Twilio, the $2.4 billion Silicon Valley darling, is trying to reinvent fax (TWLO)
Twilio, the $2.4 billion Silicon Valley company behind one of 2016's hottest IPOs, specializes in helping apps and websites send text messages and make phone calls.
If you've ever gotten a text from Uber that your car is on the way, or made an anonymous call to a would-be paramour via eHarmony, you've used Twilio. The company likes to bill itself as building the future of communications.
So it seems a little weird that, today, Twilio launches Programmable Fax, a new service that lets programmers enable their apps to send and receive faxes. Like, from a fax machine. In 2017. Weird, right?
"Fax is probably not what you think of, when you think about the future of communications," says Twilio VP of Product Patrick Malatack.

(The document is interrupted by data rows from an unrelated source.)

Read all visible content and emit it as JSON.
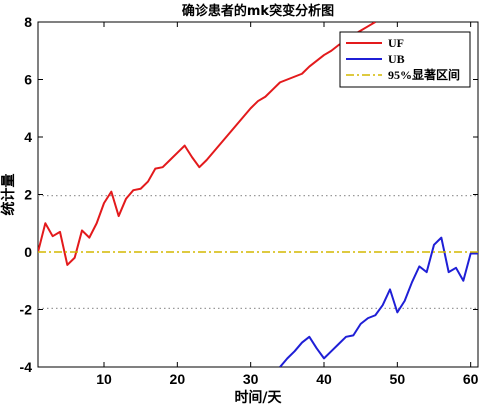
{
  "chart_data": {
    "type": "line",
    "title": "确诊患者的mk突变分析图",
    "xlabel": "时间/天",
    "ylabel": "统计量",
    "xlim": [
      1,
      61
    ],
    "ylim": [
      -4,
      8
    ],
    "xticks": [
      10,
      20,
      30,
      40,
      50,
      60
    ],
    "yticks": [
      -4,
      -2,
      0,
      2,
      4,
      6,
      8
    ],
    "grid": false,
    "legend_position": "top-right",
    "series": [
      {
        "name": "UF",
        "color": "#e31a1c",
        "x": [
          1,
          2,
          3,
          4,
          5,
          6,
          7,
          8,
          9,
          10,
          11,
          12,
          13,
          14,
          15,
          16,
          17,
          18,
          19,
          20,
          21,
          22,
          23,
          24,
          25,
          26,
          27,
          28,
          29,
          30,
          31,
          32,
          33,
          34,
          35,
          36,
          37,
          38,
          39,
          40,
          41,
          42,
          43,
          44,
          45,
          46,
          47
        ],
        "values": [
          0.0,
          1.0,
          0.55,
          0.7,
          -0.45,
          -0.2,
          0.75,
          0.5,
          1.0,
          1.7,
          2.1,
          1.25,
          1.85,
          2.15,
          2.2,
          2.45,
          2.9,
          2.95,
          3.2,
          3.45,
          3.7,
          3.3,
          2.95,
          3.2,
          3.5,
          3.8,
          4.1,
          4.4,
          4.7,
          5.0,
          5.25,
          5.4,
          5.65,
          5.9,
          6.0,
          6.1,
          6.2,
          6.45,
          6.65,
          6.85,
          7.0,
          7.2,
          7.35,
          7.55,
          7.7,
          7.85,
          8.0
        ]
      },
      {
        "name": "UB",
        "color": "#1f1fd6",
        "x": [
          34,
          35,
          36,
          37,
          38,
          39,
          40,
          41,
          42,
          43,
          44,
          45,
          46,
          47,
          48,
          49,
          50,
          51,
          52,
          53,
          54,
          55,
          56,
          57,
          58,
          59,
          60,
          61
        ],
        "values": [
          -4.0,
          -3.7,
          -3.45,
          -3.15,
          -2.95,
          -3.35,
          -3.7,
          -3.45,
          -3.2,
          -2.95,
          -2.9,
          -2.5,
          -2.3,
          -2.2,
          -1.85,
          -1.3,
          -2.1,
          -1.7,
          -1.05,
          -0.5,
          -0.7,
          0.25,
          0.5,
          -0.7,
          -0.55,
          -1.0,
          -0.05,
          -0.05
        ]
      },
      {
        "name": "95%显著区间",
        "color": "#d4b800",
        "x": [
          1,
          61
        ],
        "values": [
          0,
          0
        ]
      }
    ],
    "reference_lines": [
      {
        "y": 1.96,
        "color": "#999999",
        "style": "dotted"
      },
      {
        "y": -1.96,
        "color": "#999999",
        "style": "dotted"
      }
    ]
  }
}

But Malatack explains that, no matter how old-fashioned it may seem, a lot of companies in a lot of industries still rely on the trusty old fax machine. In real estate and law, important paperwork often still needs to be sent via fax for legal reasons; large restaurant or catering orders are sent via fax.
So by building a service that makes it much easier for hot new apps to send faxes, it's actually bridging those two worlds.
For instance, the New York-based pizza delivery app Slice is using this Twilio Programmable Fax in its app — users place their order in the app, and it gets sent via fax to the pizzeria, the same way they've been taking orders for years. It brings the old and the new together.
And while there were services out there that let you receive faxes via e-mail, it's not exactly the same thing: This lets programmers build faxing into their own apps, the way they want to. It's not totally crazy, thanks to Twilio's new service, that you could see Amazon Alexa skills that fax off a dictated note.
In case you were wondering: No, this isn't an April Fool's Joke, though Malatack does note the "ironic" timing.